Students are being belittled, shouted at, cursed at, intrusively searched and improperly touched by cops and security aides who answer to the Police Department, not school authorities. In many cases, the students are roughed up, handcuffed, arrested and taken off to jail for behavior that does not even begin to approach the criminal. Teachers and administrators who have attempted to intervene on the behalf of students have themselves been abused, and in some cases arrested.
This poisonous police behavior is an extension into the schools of the humiliating treatment cops have long been doling out to youngsters — especially those who are black or Latino — on the city’s streets.
In January, a 15-year-old girl at Samuel J. Tilden High School in Brooklyn was manhandled for no discernible reason by an armed police sergeant. The sergeant had grabbed her book bag and ordered her into a school detention room. When the girl replied, “That’s where I’m going,” the sergeant is alleged to have pushed her. The girl then said she was going to take down his name and badge number.
When she said that, according to a new study of police practices in the public schools by the American Civil Liberties Union, the sergeant jerked the girl’s left arm behind her back at a painful angle. The girl’s right hand slammed against a wall and she began to cry.
Students inside the room cried out in protest, but to no avail. The girl was taken to the police station and given a summons. That night the school’s assistant principal called the girl’s home and apologized to her mother for the incident.
One morning last fall a large contingent of police officers arrived unannounced at Wadleigh, a high school for the performing arts in Harlem, to do a spot check for weapons by herding students through portable metal detectors. One of the students, the vice president of the school government association, was afraid his cellphone would be confiscated so he called his mother and asked her to come get it. He waited outside the school for her to arrive.
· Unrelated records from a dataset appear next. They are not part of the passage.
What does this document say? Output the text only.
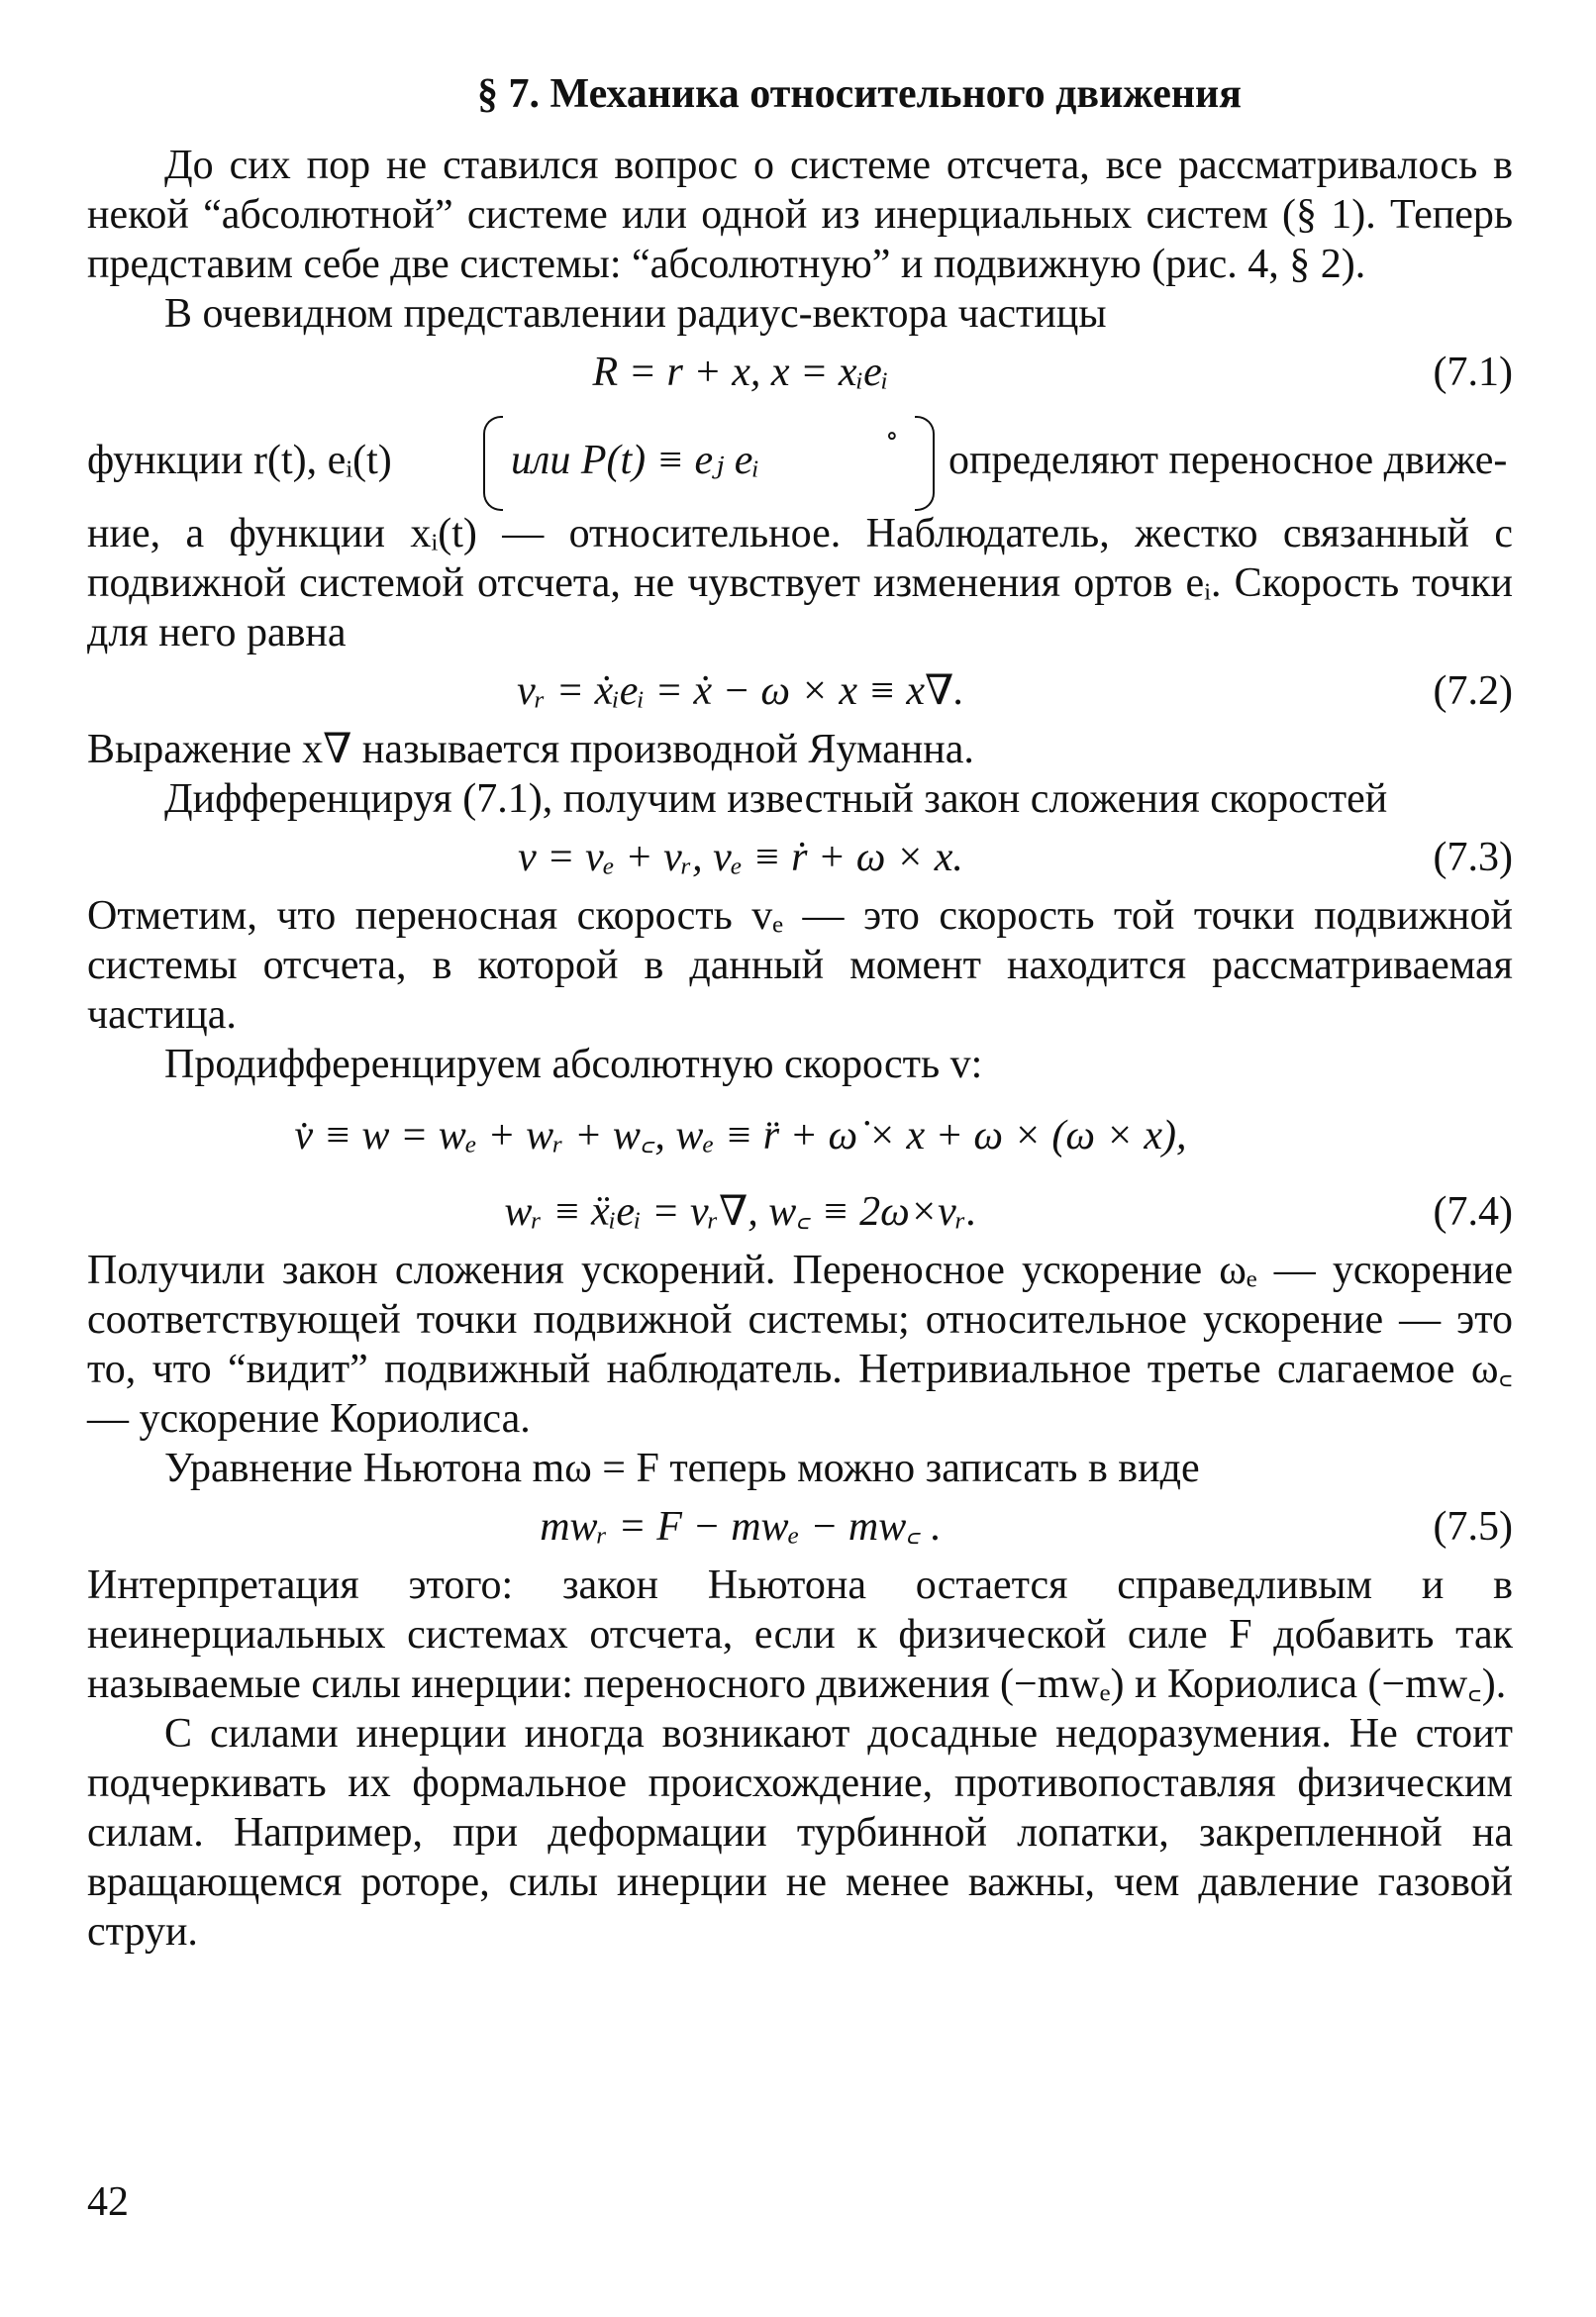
§ 7. Механика относительного движения

До сих пор не ставился вопрос о системе отсчета, все рассматривалось в некой “абсолютной” системе или одной из инерциальных систем (§ 1). Теперь представим себе две системы: “абсолютную” и подвижную (рис. 4, § 2).

В очевидном представлении радиус-вектора частицы

R = r + x, x = xᵢeᵢ	(7.1)
функции r(t), eᵢ(t)
∘
или P(t) ≡ eⱼ eᵢ	определяют переносное движе-

ние, а функции xᵢ(t) — относительное. Наблюдатель, жестко связанный с подвижной системой отсчета, не чувствует изменения ортов eᵢ. Скорость точки для него равна

vᵣ = ẋᵢeᵢ = ẋ − ω × x ≡ x∇.	(7.2)

Выражение x∇ называется производной Яуманна.

Дифференцируя (7.1), получим известный закон сложения скоростей

v = vₑ + vᵣ, vₑ ≡ ṙ + ω × x.	(7.3)

Отметим, что переносная скорость vₑ — это скорость той точки подвижной системы отсчета, в которой в данный момент находится рассматриваемая частица.

Продифференцируем абсолютную скорость v:

v̇ ≡ w = wₑ + wᵣ + w꜀, wₑ ≡ r̈ + ω̇ × x + ω × (ω × x),
wᵣ ≡ ẍᵢeᵢ = vᵣ∇, w꜀ ≡ 2ω×vᵣ.	(7.4)

Получили закон сложения ускорений. Переносное ускорение ωₑ — ускорение соответствующей точки подвижной системы; относительное ускорение — это то, что “видит” подвижный наблюдатель. Нетривиальное третье слагаемое ω꜀ — ускорение Кориолиса.

Уравнение Ньютона mω = F теперь можно записать в виде

mwᵣ = F − mwₑ − mw꜀ .	(7.5)

Интерпретация этого: закон Ньютона остается справедливым и в неинерциальных системах отсчета, если к физической силе F добавить так называемые силы инерции: переносного движения (−mwₑ) и Кориолиса (−mw꜀).

С силами инерции иногда возникают досадные недоразумения. Не стоит подчеркивать их формальное происхождение, противопоставляя физическим силам. Например, при деформации турбинной лопатки, закрепленной на вращающемся роторе, силы инерции не менее важны, чем давление газовой струи.

42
When police officers approached him, he explained that his mother was coming to meet him and would be there in just a few minutes. The police, according to the report, called him a smart-aleck, seized his cellphone, handcuffed him, took him to the local stationhouse and put him in jail.
Unaware that her son had been arrested, the mother was frantic when she couldn’t find him at the school. The charges against the boy were later dropped.
There is nothing unusual about this type of activity. A math teacher at the Urban Assembly Academy of History and Citizenship rushed outside the school one day last fall when he heard that a student was being assaulted. He saw a police officer slam a boy against a car. Explaining that the boy was his student, the teacher said, “He’s just a kid.”
According to the report, the police officer then hit and shoved the teacher. People in a group that had gathered cried out: “He’s a teacher! He’s a teacher!”
A second officer reportedly grabbed the teacher from behind and threw him onto the sidewalk. The teacher’s head bounced against the pavement. While on the ground, the teacher was handcuffed as students and school staffers looked on. He was arrested and taken off to jail.
The report, a must-read for anyone interested in the reality of public school life in New York, is titled “Criminalizing the Classroom” and was released jointly by the New York Civil Liberties Union and the Racial Justice Program of the national A.C.L.U.
“Girls,” the report said, “are particularly targeted for intrusive searches. Girls whose underwire bras set off metal detectors must lift up their shirts so (security aides) can verify that they are not concealing metal objects. Many girls reported that officers ordered them to unbuckle and/or unzip their pants for the purpose of verifying that the students were not concealing cellphones.”
There is no excuse whatever for this systematic mistreatment of New York City students. Mayor Michael Bloomberg is in charge of the school system, and he and Commissioner Ray Kelly run the Police Department. Parents across the city should demand that they step in and bring this cruel madness to an end.